Erleichtert ging es nun ins dritte Spiel. Durch einen weiteren Sieg konnte noch der zweite Tabellenplatz gesichert werden. Doch die Edelreservisten schlugen die Meenzer Mädcher zuvor mit 8:0 und holten gegen die Meenzer Kloppos ein 0:0.

Siegen war also angesagt. Doch am Ende verlor man etwas unglücklich mit 0:1. Der Gegner war nicht stärker, wußte aber wo das Tor stand.

 

Die Vorrunde wurde mit Platz 3 in der Gruppe, bei einem positiven Torverhältnis von 6:5 Toren abgeschlossen. Für Sonntag hieß die Devise: „Kämpfen für Platz 17“.

 

Der Sonntag begann mit einer Änderung im Tor. Stammtorwart Lani war plötzlich anwesend und vertrat Jochen.

Obwohl Lani hellwach war und meisterlich hielt, reichte es am zweiten Turniertag nur für Niederlagen.

 

Im ersten Spiel, dem Viertelfinale um die Plätze 17-24, verlor man 0:1 gegen die Mainzfranken aus Schweinfurt, durch Peter´s unhaltbares Eigentor. Hatte wohl zuviel von Noveski geträumt.

 

Im Looser-Halbfinale um die Plätze 21-24, bekam man es mit den Bubbabärs zu tun.

Diese scheiterten zuvor knapp an den Besten nach Siebenmeter – Schießen. Das Derby kam also nicht zustande.

Das Spiel gegen die Bubbabärs wurde von Anfang an hart geführt.
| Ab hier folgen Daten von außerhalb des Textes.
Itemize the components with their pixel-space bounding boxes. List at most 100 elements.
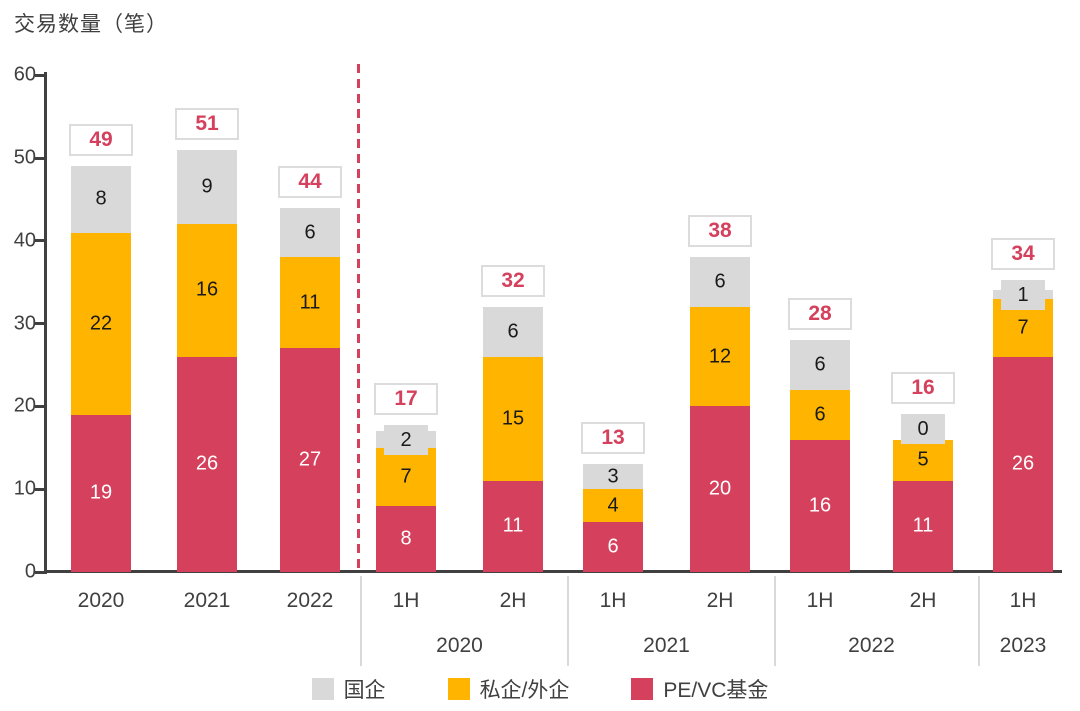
total-label-box: 51 [175,107,239,140]
x-axis-label: 2022 [286,589,334,612]
x-axis-label: 2H [499,589,527,612]
y-axis-tick-label: 10 [13,477,36,500]
segment-value-soe: 6 [304,221,316,243]
segment-value-pevc: 16 [808,494,832,517]
segment-value-pevc: 26 [195,452,219,475]
segment-value-pevc: 11 [502,514,524,537]
x-axis-label: 1H [806,589,834,612]
bar-segment-label: 9 [177,150,237,225]
segment-value-private: 12 [708,345,732,368]
x-axis-line [44,570,1062,573]
bar-segment-pevc [376,505,436,572]
bar-segment-pevc [790,439,850,572]
x-axis-label: 2H [706,589,734,612]
bar-segment-label: 4 [583,489,643,522]
bar-segment-pevc [177,356,237,572]
legend-swatch-soe [311,678,334,700]
x-axis-label: 1H [1009,589,1037,612]
bar-segment-soe [790,340,850,390]
legend-swatch-private [447,678,470,700]
y-axis-tick-mark [35,322,44,326]
total-label-box: 13 [581,422,645,455]
y-axis-line [44,72,47,574]
total-label-box: 32 [481,265,545,298]
bar-segment-private [583,489,643,523]
legend-swatch-pevc [631,678,654,700]
bar-segment-private [376,447,436,506]
segment-value-pevc: 8 [400,527,412,550]
bar-segment-label: 26 [177,357,237,572]
segment-value-soe: 6 [814,353,826,376]
segment-value-pevc: 20 [708,477,732,500]
bar-segment-pevc [280,348,340,572]
bar-segment-pevc [993,356,1053,572]
bar-segment-label: 16 [177,224,237,356]
y-axis-tick-label: 60 [13,63,36,86]
small-value-callout: 1 [1001,279,1045,310]
segment-value-private: 7 [1017,316,1029,339]
bar-segment-private [177,224,237,357]
x-axis-label: 2021 [183,589,231,612]
bar-segment-label: 20 [690,406,750,572]
y-axis-tick-label: 0 [24,560,36,583]
bar-segment-soe [71,166,131,233]
segment-value-private: 5 [917,448,929,471]
bar-segment-label: 3 [583,464,643,489]
x-axis-group-label: 2021 [643,634,690,657]
bar-segment-label: 6 [583,522,643,572]
bar-segment-label: 7 [376,448,436,506]
bar-segment-label: 12 [690,307,750,406]
y-axis-tick-mark [35,404,44,408]
segment-value-soe: 6 [714,270,726,293]
bar-segment-label: 27 [280,348,340,572]
bar-segment-private [280,257,340,349]
small-value-callout: 2 [384,424,428,455]
bar-segment-label: 6 [790,340,850,390]
segment-value-private: 11 [299,291,321,314]
bar-segment-private [893,439,953,481]
x-axis-label: 1H [599,589,627,612]
segment-value-pevc: 27 [298,448,322,471]
total-label-box: 38 [688,215,752,248]
bar-segment-private [690,307,750,407]
legend: 国企 私企/外企 PE/VC基金 [0,674,1080,704]
segment-value-private: 7 [400,465,412,488]
y-axis-tick-mark [35,487,44,491]
y-axis-tick-label: 30 [13,312,36,335]
segment-value-pevc: 19 [89,481,113,504]
bar-segment-label: 6 [483,307,543,357]
legend-label: PE/VC基金 [663,679,769,702]
x-axis-label: 2020 [77,589,125,612]
y-axis-tick-mark [35,156,44,160]
y-axis-tick-label: 50 [13,146,36,169]
segment-value-soe: 8 [95,187,107,210]
y-axis-tick-mark [35,570,44,574]
bar-segment-label: 15 [483,357,543,481]
segment-value-private: 22 [89,312,113,335]
bar-segment-label: 11 [893,481,953,572]
bar-segment-private [71,232,131,415]
bar-segment-label: 7 [993,299,1053,357]
y-axis-tick-label: 20 [13,394,36,417]
bar-segment-label: 16 [790,440,850,572]
legend-item: PE/VC基金 [631,674,768,704]
group-separator-line [978,576,980,666]
total-label-box: 44 [278,165,342,198]
bar-segment-label: 6 [690,257,750,307]
bar-segment-pevc [690,406,750,572]
bar-segment-label: 11 [483,481,543,572]
dashed-divider-line [357,64,360,572]
bar-segment-soe [583,464,643,490]
segment-value-pevc: 6 [607,535,619,558]
bar-segment-label: 26 [993,357,1053,572]
segment-value-private: 6 [814,403,826,426]
chart-title: 交易数量（笔） [14,13,168,36]
x-axis-group-label: 2023 [999,634,1047,657]
legend-item: 私企/外企 [447,674,569,704]
total-label-box: 16 [891,371,955,404]
bar-segment-pevc [893,480,953,572]
segment-value-soe: 6 [507,320,519,343]
bar-segment-soe [177,149,237,225]
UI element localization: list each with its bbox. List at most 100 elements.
Hitzi erwies sich leider mehrfach, nach guten Tormöglichkeiten, als Mr. Chancentod und Peter spielte durch gekonnte Flugeinlagen den Staubsauger in der Halle. Doch plötzlich saugte Peter auch im Strafraum. Siehe da, es gab 7- Meter.

Seppo scheiterte jedoch am herauslaufenden Keeper. Zwei Gegentore bekam man auch noch, denn Teamchef Ingo forderte absolute Offensive. So kam es nach dem 0:2 zum Looser- Final um Platz 24.

Gegner waren diesmal die Laurenzis. Im Spiel, durch Hektik geprägt, geriet man schnell mit 0:2 in Rückstand. Wiederum wollte Ingo die Mannschaft nur noch vor dem gegnerischen Tor sehen. Und plötzlich war der Ball auch drin und irgendwie doch nicht. Seppo hatte einfach mal abgezogen. Doch, ob der Ball hinter der Linie war, weiß wohl nur der Schiri.  Die Laurenzis verzichteten auf einen Einspruch, denn wie wir alle gelernt haben, handelte es sich hier um eine Tatsachenentscheidung. Gegrüßt sei die Inzucht. Mit 1:2 verlor man schließlich und bekam am Ende den Pokal für den 24. durch Thomas Beckmann vom Fanprojekt überreicht.

 

Fazit: Da die sportliche Talsohle nun erreicht ist, darf man für nächstes Jahr eine Steigerung erwarten.